А месяца через три командир вызвал меня: оформляйся на демобилизацию. «Как так? Почему?» Тот покачал головой: «Надо было думать раньше. Родителям вашим по восьмому десятку идет?» – «Да». – «А на кого же вы их бросили?» Я покраснел. Действительно, в то время я один был с ними, остальные братья – и Алексей тоже – жили со своими семьями в других городах. Так что боевую подготовку пришлось проходить не на учебном поле, а прямо на войне…

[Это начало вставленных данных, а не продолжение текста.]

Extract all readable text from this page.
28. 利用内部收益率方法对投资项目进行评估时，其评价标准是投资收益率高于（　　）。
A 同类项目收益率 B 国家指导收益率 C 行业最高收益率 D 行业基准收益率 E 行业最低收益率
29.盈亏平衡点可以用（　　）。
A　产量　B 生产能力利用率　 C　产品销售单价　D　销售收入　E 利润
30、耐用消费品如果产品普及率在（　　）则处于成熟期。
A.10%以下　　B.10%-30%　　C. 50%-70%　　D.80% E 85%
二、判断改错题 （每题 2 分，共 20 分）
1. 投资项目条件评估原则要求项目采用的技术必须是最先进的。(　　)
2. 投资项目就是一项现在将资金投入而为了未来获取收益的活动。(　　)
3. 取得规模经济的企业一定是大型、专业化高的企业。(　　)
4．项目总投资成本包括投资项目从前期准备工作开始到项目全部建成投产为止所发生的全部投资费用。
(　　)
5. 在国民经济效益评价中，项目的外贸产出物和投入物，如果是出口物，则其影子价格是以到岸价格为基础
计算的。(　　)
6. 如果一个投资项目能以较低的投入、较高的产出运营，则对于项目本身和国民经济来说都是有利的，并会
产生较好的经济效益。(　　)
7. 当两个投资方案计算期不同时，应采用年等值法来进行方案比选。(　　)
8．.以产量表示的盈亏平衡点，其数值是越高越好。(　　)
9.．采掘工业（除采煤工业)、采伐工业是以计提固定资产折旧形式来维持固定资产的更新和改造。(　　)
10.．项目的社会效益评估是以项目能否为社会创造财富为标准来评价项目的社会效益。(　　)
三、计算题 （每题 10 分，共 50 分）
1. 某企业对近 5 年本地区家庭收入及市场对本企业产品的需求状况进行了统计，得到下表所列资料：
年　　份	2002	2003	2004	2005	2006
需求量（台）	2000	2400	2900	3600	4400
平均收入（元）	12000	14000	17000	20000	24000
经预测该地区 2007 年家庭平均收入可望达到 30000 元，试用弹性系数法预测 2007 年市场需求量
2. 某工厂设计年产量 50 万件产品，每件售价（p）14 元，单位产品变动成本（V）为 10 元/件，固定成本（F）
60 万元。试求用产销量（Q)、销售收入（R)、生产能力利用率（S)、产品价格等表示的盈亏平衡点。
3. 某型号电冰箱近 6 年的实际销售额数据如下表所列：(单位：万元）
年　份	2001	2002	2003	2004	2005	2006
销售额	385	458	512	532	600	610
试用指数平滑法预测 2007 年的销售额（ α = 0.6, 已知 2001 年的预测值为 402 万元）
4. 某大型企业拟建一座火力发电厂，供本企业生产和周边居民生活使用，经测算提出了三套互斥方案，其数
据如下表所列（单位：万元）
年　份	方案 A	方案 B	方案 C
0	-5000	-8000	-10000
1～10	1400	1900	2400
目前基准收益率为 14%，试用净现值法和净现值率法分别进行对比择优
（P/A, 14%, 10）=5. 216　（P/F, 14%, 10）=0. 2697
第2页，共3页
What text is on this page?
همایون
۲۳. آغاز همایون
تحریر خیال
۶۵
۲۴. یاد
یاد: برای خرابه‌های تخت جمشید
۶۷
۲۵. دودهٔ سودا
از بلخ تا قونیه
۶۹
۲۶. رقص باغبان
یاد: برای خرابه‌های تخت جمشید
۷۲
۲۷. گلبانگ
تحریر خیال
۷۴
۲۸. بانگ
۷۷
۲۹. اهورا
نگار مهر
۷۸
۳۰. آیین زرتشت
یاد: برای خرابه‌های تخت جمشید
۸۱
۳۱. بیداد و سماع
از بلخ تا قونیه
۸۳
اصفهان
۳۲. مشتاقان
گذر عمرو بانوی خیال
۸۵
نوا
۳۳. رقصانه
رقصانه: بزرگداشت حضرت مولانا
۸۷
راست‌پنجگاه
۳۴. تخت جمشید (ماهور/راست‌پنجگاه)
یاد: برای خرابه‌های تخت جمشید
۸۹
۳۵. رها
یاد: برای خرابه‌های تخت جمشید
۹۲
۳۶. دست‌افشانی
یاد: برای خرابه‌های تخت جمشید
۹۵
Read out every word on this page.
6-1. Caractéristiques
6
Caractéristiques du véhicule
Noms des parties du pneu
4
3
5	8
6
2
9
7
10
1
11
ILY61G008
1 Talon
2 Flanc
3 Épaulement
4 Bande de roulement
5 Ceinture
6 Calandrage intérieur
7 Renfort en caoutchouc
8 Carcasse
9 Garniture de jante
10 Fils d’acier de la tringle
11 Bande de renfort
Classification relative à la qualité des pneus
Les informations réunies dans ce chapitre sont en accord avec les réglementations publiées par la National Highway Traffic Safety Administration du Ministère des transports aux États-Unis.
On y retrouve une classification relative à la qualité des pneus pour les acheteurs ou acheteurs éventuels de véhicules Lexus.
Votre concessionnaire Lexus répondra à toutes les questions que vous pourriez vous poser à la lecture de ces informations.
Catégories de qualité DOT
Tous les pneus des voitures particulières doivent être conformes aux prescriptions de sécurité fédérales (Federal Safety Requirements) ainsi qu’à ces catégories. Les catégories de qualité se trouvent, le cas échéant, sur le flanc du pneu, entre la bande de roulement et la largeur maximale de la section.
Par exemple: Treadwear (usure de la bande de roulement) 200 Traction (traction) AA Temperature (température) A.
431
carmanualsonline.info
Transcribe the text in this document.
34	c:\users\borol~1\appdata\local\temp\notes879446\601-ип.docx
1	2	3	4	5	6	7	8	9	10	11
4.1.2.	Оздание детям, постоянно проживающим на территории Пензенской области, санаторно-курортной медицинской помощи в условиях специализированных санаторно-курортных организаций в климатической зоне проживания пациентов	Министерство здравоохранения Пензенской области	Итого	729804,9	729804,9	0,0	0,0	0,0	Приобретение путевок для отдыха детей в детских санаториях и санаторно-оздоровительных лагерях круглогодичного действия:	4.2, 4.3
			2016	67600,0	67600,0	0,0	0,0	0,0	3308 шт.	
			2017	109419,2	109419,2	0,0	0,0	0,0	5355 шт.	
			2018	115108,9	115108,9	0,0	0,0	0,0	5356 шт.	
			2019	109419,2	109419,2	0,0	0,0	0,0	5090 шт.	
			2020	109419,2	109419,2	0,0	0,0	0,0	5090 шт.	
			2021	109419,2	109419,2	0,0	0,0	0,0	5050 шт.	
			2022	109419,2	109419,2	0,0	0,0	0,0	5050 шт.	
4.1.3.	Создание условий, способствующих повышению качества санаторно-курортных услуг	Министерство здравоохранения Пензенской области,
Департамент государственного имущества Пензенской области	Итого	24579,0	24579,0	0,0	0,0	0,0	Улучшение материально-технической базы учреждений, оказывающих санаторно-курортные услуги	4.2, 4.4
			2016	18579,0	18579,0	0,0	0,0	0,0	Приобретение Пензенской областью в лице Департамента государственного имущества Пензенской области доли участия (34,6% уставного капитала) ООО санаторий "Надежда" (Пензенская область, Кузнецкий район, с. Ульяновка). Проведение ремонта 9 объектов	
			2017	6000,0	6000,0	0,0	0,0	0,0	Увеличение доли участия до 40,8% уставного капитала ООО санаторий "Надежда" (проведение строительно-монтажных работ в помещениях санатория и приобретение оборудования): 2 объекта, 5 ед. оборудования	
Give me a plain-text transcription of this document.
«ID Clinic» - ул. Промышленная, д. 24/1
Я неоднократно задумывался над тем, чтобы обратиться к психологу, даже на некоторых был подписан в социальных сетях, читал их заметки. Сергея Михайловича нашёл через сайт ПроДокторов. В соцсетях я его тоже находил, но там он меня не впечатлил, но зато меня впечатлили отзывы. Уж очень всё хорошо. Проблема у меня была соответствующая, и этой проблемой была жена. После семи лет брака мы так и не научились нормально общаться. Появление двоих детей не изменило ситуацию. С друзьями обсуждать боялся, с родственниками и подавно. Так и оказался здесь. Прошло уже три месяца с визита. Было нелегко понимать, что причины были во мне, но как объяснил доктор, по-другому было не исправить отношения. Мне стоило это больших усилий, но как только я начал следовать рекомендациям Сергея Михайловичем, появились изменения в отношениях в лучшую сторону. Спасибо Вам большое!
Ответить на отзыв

Вошел командир взвода Сорокин. Как всегда, в кожаном трофейном пальто, в фуражке из сукна защитного цвета. Все встали. Лейтенант спросил, почему так рано поднялись. Лысенко доложил причину.
Сорокин протянул руку Правоторову:
– Прими, Виктор Николаевич, и мое душевное соболезнование. Твой брат отдал жизнь на Курской дуге за то, чтобы мы пришли в Германию. И мы еще отомстим и за него, и за всех других.
Лейтенант сделался мрачным. Брата своего Анатолия вспомнил. Он на Балтфлоте воевал и в сорок третьем был тяжело ранен, остался без ноги.
Неустроев весь день ломал голову: зачем его вызывает генерал Переверткин. Комбата к командиру корпуса – редко такое бывает.
В штабе корпуса увидел весь командный состав до комбатов включительно. Здесь встретил и Василия Давыдова.
Наговориться вволю друзьям не пришлось – офицеров пригласили к командиру корпуса. Празднично одетый генерал показался еще более статным и молодцеватым. На нем все блестело: пуговицы, многочисленные награды, погоны. Да и сам он, казалось, весь сиял. Все дружно встали при его появлении – можно было бы и не подавать команду «Товарищи офицеры!». С улыбкой генерал оглядел собравшихся, торжественно объявил:
– Дождались! – и стал читать приказ командующего 1-м Белорусским фронтом Маршала Советского Союза Жукова: – «Боевые друзья! Верховное командование от имени Родины и всего советского народа приказало нашему фронту разбить противника на ближних подступах к Берлину, захватить столицу фашистской Германии – Берлин и водрузить над нею Знамя Победы. Кровью завоевали мы право штурмовать Берлин и первыми войти в него. Я призываю вас выполнить эту задачу с присущей вам воинской доблестью, честью и славой».
Неустроев, толкнув Давыдова, взволнованно шепнул:
– Чувствуешь, Вася, сколько души вложено в приказ?
– Еще бы, Степа! – Горячо пожав руку друга, Давыдов добавил: – Прямо стихи!
Приказ о штурме Берлина в частях встретили с ликованием. «На Берлин!», «На Берлин!» – слышалось отовсюду.